There are no colors “out there”, only invisible electromagnetic waves. There are no “smells” out there, only odorless molecules that generate an chemical and electrical response in olfactory neurons. There are no “sounds” out there, only compression waves traveling through the air that create chemical and electrical responses in auditory nerves, which are translated into the sounds and speech we experience. Even touch, which would seem to involve those solid objects that are out there, ends up being a set of nerve impulses that our brains and consciousness translate into “cloth” or “skin” or “smooth” or “rough” or even “a punch” or “a bump”. Everything that we experience is a complicated translation of sense perceptions into images and other constructs, that only exist within our brains.
(This seems a good place to point out that, even those solid objects we all admit are definitely “out there” are entities that we never actually come in contact with. No finger ever actually pressed a keyboard. In the nanoscopic world at the boundaries of physical objects, it is ultimately electric fields that repulse each other. No molecules in your finger ever actually touched molecules in the keyboard. Though that is admittedly splitting a very fine hair :).
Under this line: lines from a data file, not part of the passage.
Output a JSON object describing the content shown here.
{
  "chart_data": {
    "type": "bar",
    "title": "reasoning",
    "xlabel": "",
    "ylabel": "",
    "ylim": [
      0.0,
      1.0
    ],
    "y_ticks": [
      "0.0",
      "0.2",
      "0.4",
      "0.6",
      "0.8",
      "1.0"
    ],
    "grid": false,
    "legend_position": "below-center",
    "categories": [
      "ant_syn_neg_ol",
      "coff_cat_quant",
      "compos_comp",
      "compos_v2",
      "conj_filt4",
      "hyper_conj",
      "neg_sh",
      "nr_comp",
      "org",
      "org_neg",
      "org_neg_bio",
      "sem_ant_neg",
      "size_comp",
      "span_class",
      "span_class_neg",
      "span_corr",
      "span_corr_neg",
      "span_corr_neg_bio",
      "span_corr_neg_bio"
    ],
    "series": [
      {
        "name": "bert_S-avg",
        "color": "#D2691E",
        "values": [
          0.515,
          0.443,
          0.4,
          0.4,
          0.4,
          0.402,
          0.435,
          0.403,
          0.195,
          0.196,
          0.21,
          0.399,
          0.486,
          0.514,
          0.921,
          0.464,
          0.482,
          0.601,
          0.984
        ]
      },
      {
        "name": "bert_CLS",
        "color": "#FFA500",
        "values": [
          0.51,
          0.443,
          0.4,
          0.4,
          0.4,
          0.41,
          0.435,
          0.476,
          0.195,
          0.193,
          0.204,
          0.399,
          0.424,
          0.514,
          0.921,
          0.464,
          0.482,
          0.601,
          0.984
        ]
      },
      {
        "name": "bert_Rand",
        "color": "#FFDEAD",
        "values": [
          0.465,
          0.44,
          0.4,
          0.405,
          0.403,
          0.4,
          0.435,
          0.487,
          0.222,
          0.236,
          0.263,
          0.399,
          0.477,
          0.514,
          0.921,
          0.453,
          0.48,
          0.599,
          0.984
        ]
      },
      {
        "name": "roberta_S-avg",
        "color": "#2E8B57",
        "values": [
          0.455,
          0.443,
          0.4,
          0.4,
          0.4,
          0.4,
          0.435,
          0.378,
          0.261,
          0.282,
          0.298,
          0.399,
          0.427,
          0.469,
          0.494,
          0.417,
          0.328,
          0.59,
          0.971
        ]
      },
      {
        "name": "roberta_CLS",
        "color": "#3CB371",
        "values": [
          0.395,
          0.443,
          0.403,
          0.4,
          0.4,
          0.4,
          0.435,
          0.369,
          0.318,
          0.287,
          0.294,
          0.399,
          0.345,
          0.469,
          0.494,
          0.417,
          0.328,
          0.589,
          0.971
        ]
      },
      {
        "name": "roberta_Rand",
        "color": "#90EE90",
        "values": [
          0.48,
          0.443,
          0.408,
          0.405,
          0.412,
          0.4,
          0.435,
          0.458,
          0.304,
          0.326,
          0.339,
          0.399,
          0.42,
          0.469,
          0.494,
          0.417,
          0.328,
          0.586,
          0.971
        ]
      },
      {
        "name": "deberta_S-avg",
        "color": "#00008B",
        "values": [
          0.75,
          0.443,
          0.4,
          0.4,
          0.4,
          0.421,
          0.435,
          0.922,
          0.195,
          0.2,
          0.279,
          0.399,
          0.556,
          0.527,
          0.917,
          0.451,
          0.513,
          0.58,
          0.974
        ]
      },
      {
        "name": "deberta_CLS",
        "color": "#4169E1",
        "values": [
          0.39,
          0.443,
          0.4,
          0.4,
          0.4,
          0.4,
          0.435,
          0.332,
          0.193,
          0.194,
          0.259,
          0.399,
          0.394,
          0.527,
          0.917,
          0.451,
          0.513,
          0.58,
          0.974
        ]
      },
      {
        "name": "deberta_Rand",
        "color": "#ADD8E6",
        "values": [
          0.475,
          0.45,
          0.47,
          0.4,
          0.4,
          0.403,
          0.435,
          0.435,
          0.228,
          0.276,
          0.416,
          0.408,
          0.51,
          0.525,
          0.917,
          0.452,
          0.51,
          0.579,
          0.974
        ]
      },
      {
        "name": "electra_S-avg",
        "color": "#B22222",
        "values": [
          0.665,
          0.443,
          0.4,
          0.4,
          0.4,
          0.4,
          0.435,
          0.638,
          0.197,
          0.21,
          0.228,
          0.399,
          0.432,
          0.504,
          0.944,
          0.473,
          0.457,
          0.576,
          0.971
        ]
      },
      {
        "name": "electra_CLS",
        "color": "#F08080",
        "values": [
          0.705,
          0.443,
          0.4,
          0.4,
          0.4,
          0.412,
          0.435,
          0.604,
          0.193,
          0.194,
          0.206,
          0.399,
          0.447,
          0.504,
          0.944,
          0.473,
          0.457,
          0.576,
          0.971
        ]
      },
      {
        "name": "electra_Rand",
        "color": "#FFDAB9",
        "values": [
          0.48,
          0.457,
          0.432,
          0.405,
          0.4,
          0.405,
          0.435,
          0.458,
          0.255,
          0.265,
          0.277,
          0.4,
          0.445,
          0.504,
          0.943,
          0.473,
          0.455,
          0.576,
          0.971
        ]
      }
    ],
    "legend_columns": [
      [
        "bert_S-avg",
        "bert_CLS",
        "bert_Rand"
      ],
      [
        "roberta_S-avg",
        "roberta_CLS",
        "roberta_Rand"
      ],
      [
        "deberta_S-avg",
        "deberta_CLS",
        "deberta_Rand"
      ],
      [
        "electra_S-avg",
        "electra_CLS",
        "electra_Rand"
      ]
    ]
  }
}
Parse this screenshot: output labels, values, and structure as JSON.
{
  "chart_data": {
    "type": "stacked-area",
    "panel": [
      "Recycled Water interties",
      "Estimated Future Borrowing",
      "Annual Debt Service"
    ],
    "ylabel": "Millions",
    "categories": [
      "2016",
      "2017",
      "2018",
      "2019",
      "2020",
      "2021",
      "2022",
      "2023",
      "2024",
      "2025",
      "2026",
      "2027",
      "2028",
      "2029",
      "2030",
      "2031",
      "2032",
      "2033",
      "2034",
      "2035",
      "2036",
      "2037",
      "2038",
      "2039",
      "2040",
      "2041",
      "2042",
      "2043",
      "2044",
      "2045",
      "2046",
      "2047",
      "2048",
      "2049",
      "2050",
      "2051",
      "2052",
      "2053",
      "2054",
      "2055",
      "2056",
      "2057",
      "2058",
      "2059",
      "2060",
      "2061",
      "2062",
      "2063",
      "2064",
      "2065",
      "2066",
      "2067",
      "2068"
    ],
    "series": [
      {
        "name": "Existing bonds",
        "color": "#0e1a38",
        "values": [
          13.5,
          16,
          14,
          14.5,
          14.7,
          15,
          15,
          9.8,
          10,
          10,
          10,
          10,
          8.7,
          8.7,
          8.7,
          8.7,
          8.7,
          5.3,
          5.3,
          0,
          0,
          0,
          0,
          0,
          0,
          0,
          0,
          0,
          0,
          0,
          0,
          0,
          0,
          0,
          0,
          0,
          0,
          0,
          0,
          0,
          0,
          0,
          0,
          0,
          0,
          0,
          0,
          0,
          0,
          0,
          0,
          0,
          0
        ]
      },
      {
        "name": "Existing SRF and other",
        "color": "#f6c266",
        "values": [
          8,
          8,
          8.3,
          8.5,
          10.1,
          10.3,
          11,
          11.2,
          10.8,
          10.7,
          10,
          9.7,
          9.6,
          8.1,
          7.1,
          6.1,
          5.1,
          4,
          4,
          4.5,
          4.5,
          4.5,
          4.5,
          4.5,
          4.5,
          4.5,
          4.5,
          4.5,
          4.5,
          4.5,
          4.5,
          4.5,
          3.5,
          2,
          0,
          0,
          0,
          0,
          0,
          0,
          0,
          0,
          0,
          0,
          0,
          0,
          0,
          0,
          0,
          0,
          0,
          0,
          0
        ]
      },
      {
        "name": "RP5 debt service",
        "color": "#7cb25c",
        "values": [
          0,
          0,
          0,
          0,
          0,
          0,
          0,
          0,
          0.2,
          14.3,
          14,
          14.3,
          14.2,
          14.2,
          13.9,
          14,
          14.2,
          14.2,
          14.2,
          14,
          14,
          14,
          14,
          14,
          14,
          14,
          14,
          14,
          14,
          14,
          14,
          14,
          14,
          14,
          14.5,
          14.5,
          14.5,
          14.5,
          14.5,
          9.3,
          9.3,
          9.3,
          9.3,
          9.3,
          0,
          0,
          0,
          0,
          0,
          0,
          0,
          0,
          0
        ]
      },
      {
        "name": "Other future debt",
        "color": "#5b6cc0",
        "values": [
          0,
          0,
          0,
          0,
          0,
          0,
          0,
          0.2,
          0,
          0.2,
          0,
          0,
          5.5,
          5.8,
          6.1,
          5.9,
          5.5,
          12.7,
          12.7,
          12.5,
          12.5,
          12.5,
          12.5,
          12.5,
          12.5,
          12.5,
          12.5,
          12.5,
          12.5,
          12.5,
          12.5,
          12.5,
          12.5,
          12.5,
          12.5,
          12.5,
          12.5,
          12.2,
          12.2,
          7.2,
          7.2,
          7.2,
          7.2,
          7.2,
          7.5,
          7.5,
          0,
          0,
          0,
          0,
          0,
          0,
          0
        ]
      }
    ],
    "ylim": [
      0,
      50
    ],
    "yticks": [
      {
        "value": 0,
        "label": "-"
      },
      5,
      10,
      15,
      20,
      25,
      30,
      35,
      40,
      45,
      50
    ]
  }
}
The takeaway from all of this is kind of mind-blowing, at least for me. It is that there is nothing in my experience that has an intrinsic quality: there is no color, nor shape, nor sound, nor smell nor tactile essence in the world I experience. All of those attributes are supplied by my brain, and realized in my consciousness. The external world supplies only physical modulations in a variety of mediums: EM waves, sound waves, molecules, field interactions. This is not to say that those modulations are non-existent and can somehow be ignored. Radiation can kill, sound waves can deafen, molecules can poison, field interactions can pierce and maim. The brain and body can, and will, die and decompose.
Consciousness? Well, that’s another thing altogether. And the subject of another essay at another time.